Friday, February 4, 2011

Rockin' Moxon

Success. Mostly. I want to bore out one of the holes on the face a bit more so the screw travels a bit more freely but other than that I'm content with the output. A few more chamfers here and there, a good sanding and I'll be done. Then back to the daily dovetailing while glancing askew at the pile of white oak waiting to be turned into a proper workbench. I'm not relishing the thought of milling all that timber but I need a workbench, and a good workout. It's debatable which one I need more at the moment.

Some final thoughts on this. Breaking the edges of the holes prior to tapping keeps the edges clean. I suppose if you're experienced, that would be a given. It's all new to me. The Beall cuts a really nice thread.

I read Peter Follansbee complaining about working with walnut since he works almost exclusively with riven white oak. I find the differences between the various species I've worked thus far (white oak, poplar, hard maple, white pine, white ash, African mahogany, and a really dense tropical species that I can't recall at the moment) a bit unsettling. I can't imagine what it would be like if I had worked for twenty years using only one species and then switched.

Wednesday, February 2, 2011

Moxon Double Screw - Take 2

So the story continues. It's a little bit discouraging that it's taking me so long to get a functional double-screw vise constructed. Two flat boards, four holes, two tapped, a couple threaded rods and a pair of handles. It should be an afternoon project but it hasn't been.

My octagonal handles had a couple issues. The hole wasn't bored parallel to the handle, so the threaded rod comes out a bit skewed. I was willing to live with the minor ergonomic inconvenience, but after a few trials on the vise, the handles also turned out to be too large. At that point I decided to rework the handles, of course this also meant I could address the lack of parallelism.

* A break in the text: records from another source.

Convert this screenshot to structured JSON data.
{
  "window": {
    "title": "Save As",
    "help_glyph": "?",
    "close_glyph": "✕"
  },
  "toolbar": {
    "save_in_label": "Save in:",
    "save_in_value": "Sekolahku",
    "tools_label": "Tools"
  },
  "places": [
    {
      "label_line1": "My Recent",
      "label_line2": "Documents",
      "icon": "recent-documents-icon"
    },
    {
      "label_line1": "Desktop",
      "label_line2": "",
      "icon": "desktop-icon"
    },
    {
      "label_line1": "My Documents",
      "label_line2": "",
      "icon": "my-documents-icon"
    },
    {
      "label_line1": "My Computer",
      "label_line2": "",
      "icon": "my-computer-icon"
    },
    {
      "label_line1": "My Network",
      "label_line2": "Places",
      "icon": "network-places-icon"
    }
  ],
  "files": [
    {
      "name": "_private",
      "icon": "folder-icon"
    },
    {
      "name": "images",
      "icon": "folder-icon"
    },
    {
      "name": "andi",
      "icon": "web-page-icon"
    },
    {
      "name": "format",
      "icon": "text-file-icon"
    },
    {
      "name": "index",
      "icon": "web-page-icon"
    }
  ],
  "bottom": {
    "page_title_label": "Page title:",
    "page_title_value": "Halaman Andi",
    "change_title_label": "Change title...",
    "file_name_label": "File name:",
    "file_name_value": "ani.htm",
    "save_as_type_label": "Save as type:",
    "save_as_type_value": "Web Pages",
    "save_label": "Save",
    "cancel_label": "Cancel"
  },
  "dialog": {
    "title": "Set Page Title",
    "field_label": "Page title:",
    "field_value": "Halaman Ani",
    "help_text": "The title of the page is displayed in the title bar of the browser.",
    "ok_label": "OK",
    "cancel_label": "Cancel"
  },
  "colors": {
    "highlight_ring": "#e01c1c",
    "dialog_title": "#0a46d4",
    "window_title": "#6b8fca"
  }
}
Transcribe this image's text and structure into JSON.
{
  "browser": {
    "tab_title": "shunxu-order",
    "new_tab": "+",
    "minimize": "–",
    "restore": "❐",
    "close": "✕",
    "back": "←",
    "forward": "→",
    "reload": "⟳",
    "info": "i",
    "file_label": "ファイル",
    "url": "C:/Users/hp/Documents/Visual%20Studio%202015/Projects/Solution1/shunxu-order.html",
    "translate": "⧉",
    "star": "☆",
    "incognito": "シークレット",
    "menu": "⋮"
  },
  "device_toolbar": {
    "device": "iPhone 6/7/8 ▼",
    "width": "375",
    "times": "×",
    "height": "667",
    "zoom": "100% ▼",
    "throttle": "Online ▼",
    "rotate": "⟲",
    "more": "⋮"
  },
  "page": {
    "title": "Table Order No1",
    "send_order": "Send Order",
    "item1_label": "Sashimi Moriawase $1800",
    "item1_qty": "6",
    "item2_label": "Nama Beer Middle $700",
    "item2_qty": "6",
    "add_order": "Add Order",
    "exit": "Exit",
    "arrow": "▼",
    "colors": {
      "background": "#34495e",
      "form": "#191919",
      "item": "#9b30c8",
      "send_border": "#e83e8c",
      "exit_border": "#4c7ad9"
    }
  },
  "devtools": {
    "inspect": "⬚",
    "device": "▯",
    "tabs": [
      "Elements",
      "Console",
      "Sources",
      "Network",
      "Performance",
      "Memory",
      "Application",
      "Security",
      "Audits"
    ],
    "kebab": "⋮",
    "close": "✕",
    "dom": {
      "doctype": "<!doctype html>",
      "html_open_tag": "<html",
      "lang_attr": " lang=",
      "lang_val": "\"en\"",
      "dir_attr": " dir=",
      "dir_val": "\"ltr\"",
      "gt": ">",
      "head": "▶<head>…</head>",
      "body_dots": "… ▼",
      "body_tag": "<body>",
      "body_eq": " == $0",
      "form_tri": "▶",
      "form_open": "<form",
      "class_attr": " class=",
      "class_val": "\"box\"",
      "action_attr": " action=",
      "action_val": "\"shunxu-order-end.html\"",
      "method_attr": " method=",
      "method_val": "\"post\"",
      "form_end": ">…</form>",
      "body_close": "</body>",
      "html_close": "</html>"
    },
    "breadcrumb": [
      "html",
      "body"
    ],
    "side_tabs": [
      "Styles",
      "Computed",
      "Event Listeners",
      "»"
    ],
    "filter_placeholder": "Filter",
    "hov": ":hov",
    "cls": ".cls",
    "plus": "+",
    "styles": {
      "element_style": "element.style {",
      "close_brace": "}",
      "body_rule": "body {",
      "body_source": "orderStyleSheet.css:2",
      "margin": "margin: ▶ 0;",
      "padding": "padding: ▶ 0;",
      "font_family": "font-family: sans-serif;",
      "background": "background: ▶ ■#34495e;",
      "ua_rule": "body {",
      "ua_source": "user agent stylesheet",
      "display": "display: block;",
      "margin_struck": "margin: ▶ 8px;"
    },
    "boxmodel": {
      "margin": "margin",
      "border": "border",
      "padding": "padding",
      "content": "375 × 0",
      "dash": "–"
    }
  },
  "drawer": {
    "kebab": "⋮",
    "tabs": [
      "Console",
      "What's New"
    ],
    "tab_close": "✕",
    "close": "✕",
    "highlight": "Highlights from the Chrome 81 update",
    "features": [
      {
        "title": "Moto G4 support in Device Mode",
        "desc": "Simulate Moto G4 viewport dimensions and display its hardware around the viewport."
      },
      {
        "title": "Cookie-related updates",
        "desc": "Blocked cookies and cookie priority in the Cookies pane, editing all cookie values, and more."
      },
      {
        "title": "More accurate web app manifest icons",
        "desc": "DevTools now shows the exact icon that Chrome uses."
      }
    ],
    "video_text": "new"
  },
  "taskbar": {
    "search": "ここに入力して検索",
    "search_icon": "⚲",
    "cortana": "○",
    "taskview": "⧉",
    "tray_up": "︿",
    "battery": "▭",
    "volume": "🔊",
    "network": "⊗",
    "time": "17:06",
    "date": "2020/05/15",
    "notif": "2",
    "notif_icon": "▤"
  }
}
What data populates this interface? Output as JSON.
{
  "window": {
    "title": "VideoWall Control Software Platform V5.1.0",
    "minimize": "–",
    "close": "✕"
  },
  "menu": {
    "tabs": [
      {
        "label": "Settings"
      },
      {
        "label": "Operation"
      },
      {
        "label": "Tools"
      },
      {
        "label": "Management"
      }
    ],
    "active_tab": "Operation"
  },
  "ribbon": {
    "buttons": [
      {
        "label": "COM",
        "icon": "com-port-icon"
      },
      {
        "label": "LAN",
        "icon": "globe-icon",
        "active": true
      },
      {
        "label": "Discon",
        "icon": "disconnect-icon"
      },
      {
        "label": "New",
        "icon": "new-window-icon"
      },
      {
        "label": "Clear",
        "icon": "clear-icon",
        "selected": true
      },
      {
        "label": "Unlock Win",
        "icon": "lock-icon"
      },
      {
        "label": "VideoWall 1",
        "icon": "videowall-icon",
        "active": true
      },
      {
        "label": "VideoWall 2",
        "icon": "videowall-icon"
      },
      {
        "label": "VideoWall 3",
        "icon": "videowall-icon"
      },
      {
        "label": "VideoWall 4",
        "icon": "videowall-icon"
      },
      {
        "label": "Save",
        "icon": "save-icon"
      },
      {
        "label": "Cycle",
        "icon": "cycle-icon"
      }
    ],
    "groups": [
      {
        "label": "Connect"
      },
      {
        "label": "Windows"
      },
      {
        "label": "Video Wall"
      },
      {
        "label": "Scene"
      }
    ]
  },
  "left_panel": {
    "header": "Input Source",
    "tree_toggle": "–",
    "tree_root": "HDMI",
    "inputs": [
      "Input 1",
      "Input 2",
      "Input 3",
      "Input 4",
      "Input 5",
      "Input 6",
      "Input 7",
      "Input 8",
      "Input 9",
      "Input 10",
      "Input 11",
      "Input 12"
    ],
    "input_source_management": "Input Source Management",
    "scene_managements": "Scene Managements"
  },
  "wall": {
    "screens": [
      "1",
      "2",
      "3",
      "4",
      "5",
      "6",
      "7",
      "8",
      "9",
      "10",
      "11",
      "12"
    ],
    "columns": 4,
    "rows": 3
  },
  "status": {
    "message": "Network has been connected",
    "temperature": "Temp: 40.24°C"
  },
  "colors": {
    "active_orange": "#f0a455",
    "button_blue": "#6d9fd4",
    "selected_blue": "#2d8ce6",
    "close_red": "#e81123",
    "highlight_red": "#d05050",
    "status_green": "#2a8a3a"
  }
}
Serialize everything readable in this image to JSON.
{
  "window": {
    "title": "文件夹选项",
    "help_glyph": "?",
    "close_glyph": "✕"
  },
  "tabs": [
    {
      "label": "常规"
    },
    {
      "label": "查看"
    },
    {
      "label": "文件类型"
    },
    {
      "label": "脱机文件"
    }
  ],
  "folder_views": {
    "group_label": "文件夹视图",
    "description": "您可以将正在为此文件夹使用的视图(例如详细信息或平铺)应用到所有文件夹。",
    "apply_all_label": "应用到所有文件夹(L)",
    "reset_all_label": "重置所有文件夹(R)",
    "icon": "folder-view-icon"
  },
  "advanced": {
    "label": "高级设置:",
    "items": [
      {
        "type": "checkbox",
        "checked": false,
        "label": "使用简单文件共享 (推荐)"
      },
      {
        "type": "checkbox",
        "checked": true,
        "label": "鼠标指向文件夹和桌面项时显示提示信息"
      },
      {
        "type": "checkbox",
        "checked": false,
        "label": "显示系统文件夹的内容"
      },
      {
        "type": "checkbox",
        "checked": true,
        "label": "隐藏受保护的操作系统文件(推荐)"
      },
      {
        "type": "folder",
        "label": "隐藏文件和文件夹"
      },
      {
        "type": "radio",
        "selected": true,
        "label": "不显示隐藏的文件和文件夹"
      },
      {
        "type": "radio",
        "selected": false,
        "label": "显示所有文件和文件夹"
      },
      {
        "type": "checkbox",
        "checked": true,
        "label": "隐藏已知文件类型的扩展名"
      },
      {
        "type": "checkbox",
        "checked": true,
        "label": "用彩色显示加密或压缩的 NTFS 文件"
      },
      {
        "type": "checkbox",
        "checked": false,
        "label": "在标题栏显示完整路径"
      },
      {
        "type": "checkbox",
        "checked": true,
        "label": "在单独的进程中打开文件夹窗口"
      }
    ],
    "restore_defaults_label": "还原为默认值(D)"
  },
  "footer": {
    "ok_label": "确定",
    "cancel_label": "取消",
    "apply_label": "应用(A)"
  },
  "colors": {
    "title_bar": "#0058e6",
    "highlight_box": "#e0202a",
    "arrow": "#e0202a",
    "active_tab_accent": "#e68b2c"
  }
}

Aside from the handles, another issue arose. The screw wouldn't thread all the way through the board, again. After some inspection and fiddling with the screws, I determined the threaded hole wasn't threaded completely perpendicular to the face of the vise. This results in the rod entering at a slight skew, which causes it to bind as it works it's way through the board. The effort required to get everything parallel and perpendicular is not insignificant. My solution here was to run the tap through from the opposite face. The result is a slightly sloppy fit between the screw and the hole, but in the end it shouldn't affect the efficacy of the clamp.

So I've reset a bit, tweaked things a bit and have my pieces. I've run out of time tonight, so boring out the handles and assembly will have to wait until tomorrow.